Ostensibly, funeral preparations included having her cousin, Sarah Wescott, speak about her lifetime friend.  Sarah worked hard to get her words and feelings exactly as she wished to express them.  I, Grampa Bob, was also going to say a few words, and though mine were not written in advance, I too had prepared what I wanted to say.  In fact, my erstwhile comments were much modified as the afternoon of meeting so many of those who also loved Allie Hawkes.  They changed what I knew about my granddaughter.  So, I want to share what I had decided to say Friday evening, though could not.

Good evening and thank you all for sharing your love for Allie Hawkes.  Before she died I thought I knew her pretty well.  You, all, have told me so much more about her; culling the hundreds and hundreds of photos she and others took of the many places she went and events she attended, has made her even more wondrous in my heart and my memories so much richer.
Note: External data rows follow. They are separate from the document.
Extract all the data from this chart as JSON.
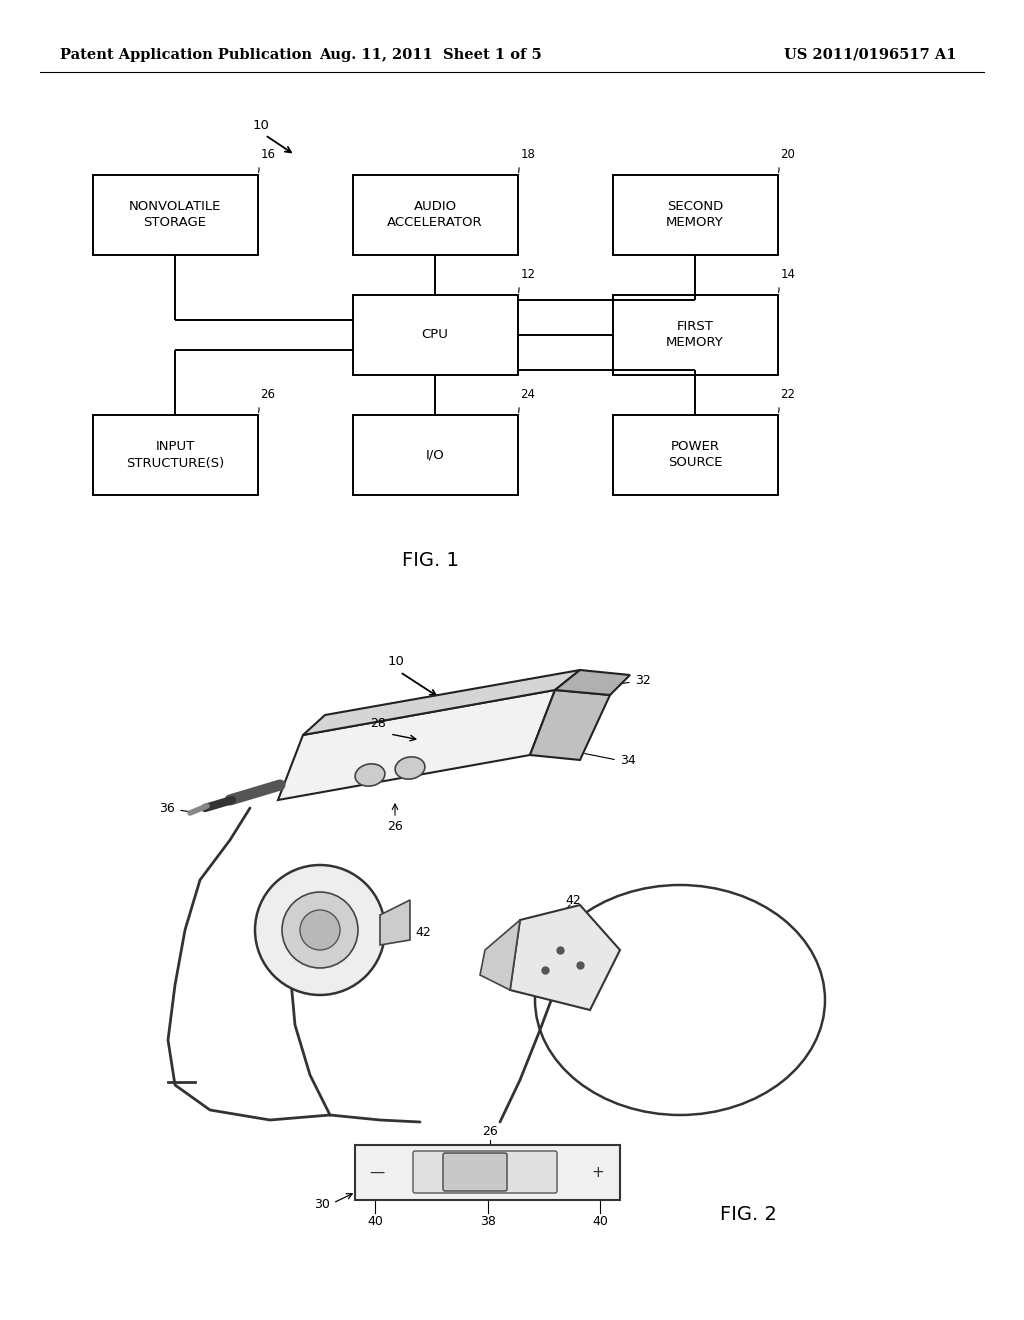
{
  "background_color": "#ffffff",
  "header_left": "Patent Application Publication",
  "header_mid": "Aug. 11, 2011  Sheet 1 of 5",
  "header_right": "US 2011/0196517 A1",
  "fig1_label": "FIG. 1",
  "fig2_label": "FIG. 2",
  "text_color": "#000000",
  "line_color": "#000000",
  "line_width": 1.4,
  "box_face_color": "#ffffff",
  "font_size_block": 9.5,
  "font_size_num": 8.5,
  "font_size_fig": 14
}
When she was first diagnosed my first reaction was to tell her mother that she would be okay, and I believed it.  For the following 19 years that belief was justified as she beat cancer back again, again and again… until she could not.  My second reaction, as I would walk each morning, was to pray for a miracle essentially every day, and often, twice a day.  I was trying to tell God what the correct miracle for Him to effect was, and exactly when to manifest it.  I realize that a lot of our prayers are like that: giving God and Jesus instructions… as if we knew.

What I should have prayed for is mercy and understanding.

Each time our relatively crude medical tools brought her back to remission my conviction that I was issuing the correct instructions was reinforced.  Every time cancer came back, I would feel that my miracle-instructions were flawed, somehow, or not specific enough, and I would redouble my efforts and word my supplications to be much more specific as to what I wanted God to do.  I hope that what I did helped Allie in some way.  I know that as the end approached she became more of a believer, ready to pass through that awesome door alone, always part of my prayers.

So, I had been praying for a miracle for most of her life rather blindly, it turns out.  But I recognize, now, that the miracle was right here with us, all along.